20.11.2007

Venir à bout des arriérés : le rapport Greene-Meissner

Déjà vieux de trois ans, le rapport de Mark A. Greene et Dennis Meissner semble nourrir aujourd'hui la réflexion des archivistes américains. Ainsi, une session de la dernière réunion de la SAA y a été consacrée,  et le rapport de l'OCLC sur la numérisation des "non-livres" (Shifting gears : gearing up to get into the flow) s'en inspire explicitement.

Le propos de ce rapport d'une soixantaine de pages (annexes comprises) est relativement simple. La majeure partie des dépôts d'archives des Etats-Unis accumulent des archives à un rythme supérieur à celui auquel ils peuvent les traiter, d'où d'importants arriérés. Pour en venir à bout, Greene et Meissner proposent à l'ensemble de la profession d'adopter des principes qui semblent familiers à l'archiviste française que je suis. La partie la plus originale du rapport réside dans l'analyse que les auteurs font des raisons pour lesquelles les archivistes n'ont pas su trouver de solution à ce problème, alors qu'ils y sont confrontés depuis au moins 60 ans.

 

Les principes à appliquer

 En appliquant les principes définis ci-dessous,  les auteurs pensent que l'on peut estimer à 4 heures le temps pour traiter (classement, description, conservation préventive) un pied cube (= 3,4 ml) d'archives.

 Classement

- En règle générale, le classement matériel devrait s'effectuer au niveau de la série, et les exceptions consenties à ce principe devraient rarement descendre en dessous du niveau du dossier.

- a l'intérieur d'un fonds, l'intensité de l'effort peut varier selon l'intérêt présenté par chacun des niveaux considérés.

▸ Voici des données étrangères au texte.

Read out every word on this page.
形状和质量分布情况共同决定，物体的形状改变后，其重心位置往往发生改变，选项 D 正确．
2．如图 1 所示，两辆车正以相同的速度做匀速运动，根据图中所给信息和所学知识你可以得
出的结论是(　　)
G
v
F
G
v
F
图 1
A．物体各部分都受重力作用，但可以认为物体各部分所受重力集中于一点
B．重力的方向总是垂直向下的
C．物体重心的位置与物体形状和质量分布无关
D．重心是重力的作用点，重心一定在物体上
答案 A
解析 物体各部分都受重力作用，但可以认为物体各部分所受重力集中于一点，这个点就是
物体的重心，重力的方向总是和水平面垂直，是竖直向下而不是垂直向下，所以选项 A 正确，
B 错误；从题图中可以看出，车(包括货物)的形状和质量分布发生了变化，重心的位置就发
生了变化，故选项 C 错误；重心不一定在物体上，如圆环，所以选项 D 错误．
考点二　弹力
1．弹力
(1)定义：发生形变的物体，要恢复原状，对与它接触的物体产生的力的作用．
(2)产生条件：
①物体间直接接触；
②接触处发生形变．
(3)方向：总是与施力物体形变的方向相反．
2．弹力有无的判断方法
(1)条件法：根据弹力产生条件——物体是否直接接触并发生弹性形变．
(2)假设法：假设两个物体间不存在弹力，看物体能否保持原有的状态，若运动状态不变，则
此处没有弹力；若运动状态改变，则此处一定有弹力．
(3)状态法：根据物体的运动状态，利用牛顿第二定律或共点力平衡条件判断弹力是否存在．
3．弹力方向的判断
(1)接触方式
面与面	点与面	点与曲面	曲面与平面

On peut se contenter d'un classement matériel au plus haut niveau pour une série, alors que pour une autre on effectuera le classement au niveau du dossier.

 Description

 - Les auteurs rappellent  les règles fixées par l'ISAD/G (aller du général au particulier, donner l'information au niveau le plus pertinent et ne pas la répéter aux niveaux inférieurs). 

- Dans la mesure où la série est le niveau privilégié pour le classement, il doit être aussi celui qui sera privilégié au moment de la description. Pour les dossiers, une simple liste (avec les informations de base) de ceux contenus par chaque série doit suffire.

- Cela dit, comme pour le classement, le niveau de description peut varier dans un même fonds et certains dossiers faire l'objet d'une description plus soutenue. 

  Conservation 

 Les auteurs recommandent d'adapter les tâches effectuées en vue de la conservation préventive aux conditions environnementales offertes par le dépôt d'archive. Le reconditionnement (boîtes, chemises) ou le retrait des attaches métalliques n'a guère de sens dans un environnement offrant de bonnes conditions de préservation. En améliorant les conditions environnementales, on peut s'épargner ces tâches dévoreuses de temps.

 

Les résistances au changement 

 Si les archivistes n'ont pas réussi à trouver de solution à un problème auquel ils sont confrontés depuis des décennies, c'est faute de vouloir ou de pouvoir changer leurs pratiques, ancrées dans un habitus dont les caractéristiques les plus marquantes [je vais forcer un peu le trait] sont l'obsession du travail bien fait, de l'ordre et de la propreté, ainsi que l'application systématique du principe de précaution maximum en matière de conservation préventive, et la propension à vouloir démontrer leurs compétences (maîtrise du contexte historique de la production  et capacités rédactionnelles).

Ces pratiques sont de plus confortées par une littérature professionnel affichant des principes contradictoires (notamment description et classement au niveau de la série mais mesure de conservation préventive à appliquer au niveau de la pièce) et l'incapacité de la profession à mettre en place des outils de mesure et de repère (temps de travail, coût) applicables au traitement des fonds.

Enfin, les auteurs insistent sur le fait  que les principes qu'ils voudraient voir  adopter n'excluent pas, dans certains cas, que l'on puisse traiter certains fonds de manière plus poussée. Mais ils affirment que chaque projet de ce type devrait être justifié et validé [il me semble même que l'on peut lire en creux "et validé, le tout selon des règles et des procédures formalisées" et non a posteriori, quand par le plus grand des hasards, quelqu'un demanderait mais pourquoi, bon dieu de bon dieu cela fait-il deux ans que ce fonds est en cours de classement ? ], en mettant en balance l'intérêt du fonds et les coûts induits par le traitement privilégié qui leur sera réservé.